Menu

ESnet’s Mariam Kiran Receives 2017 Early Career Award

Mariam Kiran

August 10, 2017

Contact: Linda Vu, lvu@lbl.gov, +1 510.495.2402

Mariam Kiran, a research scientist in the Energy Sciences Network’s (ESnet’s) Advanced Network Technologies Group, has received a 2017 Early Career Research Program award from the Department of Energy’s (DOE’s) Office of Science. Now in its eighth year, the award supports exceptional researchers during critical stages of their formative work by funding their research for five years.  

Kiran will use her award to advance the state of the art in network research. She will employ methods from machine-learning and parallel computing to work with network research, to optimize traffic and path allocation.

“Networking is an interesting field utilizing multiple hardware and software skills. For example, configuring links involve understanding current network topologies, as well as, anticipating traffic demands and user requirements. ESnet has already been at a forefront of networking research with advanced monitoring tools and network expertise. However, as networks grow and become more complex, we have to find new methods to automate some or all of current network tasks. These include anticipating problems in advance and automating the ‘fixes’ to maintain a healthy network environment.” says Kiran.

 Kiran is exploring algorithms from computer science, particularly machine learning and parallelization, to investigate how these can be coupled with networks to automate optimization and healing. She will develop a new family of techniques that can optimize traffic paths for diverse science workflows dynamically. These optimization techniques will involve multiple objectives and decentralized learning, impacting multiple network research questions currently faced by science and commercial communities. The title for the awarded project is “Large-scale Deep Learning for Intelligent Networks.”

“As network demands increase, especially with the rise of exascale computing and ever-more powerful experimental facilities, it is becoming imperative to have automated handling of physical and virtual topologies,” says Kiran. “Automating networks to learn their own behavior, will allow operators access more informed decision making, reducing time and lead to efficient management for critical science applications”.

Over the next five years, Kiran will use her award funding to analyze network statistics and develop machine-learning modules for networks that can quickly process large amounts of data to make predictions and suggest optimal network actions. She will be looking for traffic patterns and infer workflow behavior of different science groups. This data will then be used to train a set of neural networks to forecast behaviors such as bandwidth utilization across different paths, anticipate demands by different science applications and predict required service quality. The forecasted data will help perform anomaly detection in near real-time and suggest corrective measures to manage and prevent traffic loss. These results can be extended to future threat identification and mitigation as a far-reaching research goal. To process the data and software, Kiran plans to leverage HPC resources at NERSC, as well as, machine learning libraries from industry applications and resources.

Before joining ESnet in 2016, Kiran was an associate professor at University of Bradford’s Computer Science Department in the UK. Her research interests focused on software engineering, HPC/cloud computing and infrastructure-related issues.
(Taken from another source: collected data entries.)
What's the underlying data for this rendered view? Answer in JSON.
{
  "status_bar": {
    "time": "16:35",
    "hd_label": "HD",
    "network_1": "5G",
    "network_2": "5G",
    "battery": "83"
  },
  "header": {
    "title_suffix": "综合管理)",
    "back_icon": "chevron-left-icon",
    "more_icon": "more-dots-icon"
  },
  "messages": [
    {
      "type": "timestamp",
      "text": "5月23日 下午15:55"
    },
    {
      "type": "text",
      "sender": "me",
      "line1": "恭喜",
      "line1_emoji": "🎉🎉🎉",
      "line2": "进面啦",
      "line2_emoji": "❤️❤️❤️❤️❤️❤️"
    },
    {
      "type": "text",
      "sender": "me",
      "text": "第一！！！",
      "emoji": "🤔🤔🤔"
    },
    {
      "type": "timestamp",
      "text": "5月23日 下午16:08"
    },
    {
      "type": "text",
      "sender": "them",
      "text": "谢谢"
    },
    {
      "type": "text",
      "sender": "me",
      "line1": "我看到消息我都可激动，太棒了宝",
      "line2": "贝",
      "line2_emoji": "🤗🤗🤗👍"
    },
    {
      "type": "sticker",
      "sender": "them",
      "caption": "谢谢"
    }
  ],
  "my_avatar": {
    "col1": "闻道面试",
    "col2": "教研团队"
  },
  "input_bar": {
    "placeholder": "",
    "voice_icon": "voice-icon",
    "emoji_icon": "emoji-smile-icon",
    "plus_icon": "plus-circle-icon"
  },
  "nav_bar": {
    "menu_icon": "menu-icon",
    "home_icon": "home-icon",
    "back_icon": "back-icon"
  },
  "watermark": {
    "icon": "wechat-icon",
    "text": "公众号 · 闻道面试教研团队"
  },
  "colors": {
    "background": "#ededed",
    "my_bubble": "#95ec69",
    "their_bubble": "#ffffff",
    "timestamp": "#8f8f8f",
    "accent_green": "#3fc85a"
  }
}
During this work, she became increasingly interested in how to optimize the network that connected all of these data centers. This interest eventually led her to ESnet.

“I was exploring different techniques to ensure a cloud doesn’t fail with increased demand. As part of this work, I also found it interesting to see how networks, that connect these machines, have to be reliable to ensure the whole end-to-end chain stays active” says Kiran. “I’m interested in studying how similar techniques can be applied to different domains or do we have to develop different methods for each domain.”

She earned a Ph.D. in computer science in 2010 and a master's degree in software engineering in 2007, both from the University of Sheffield in the UK.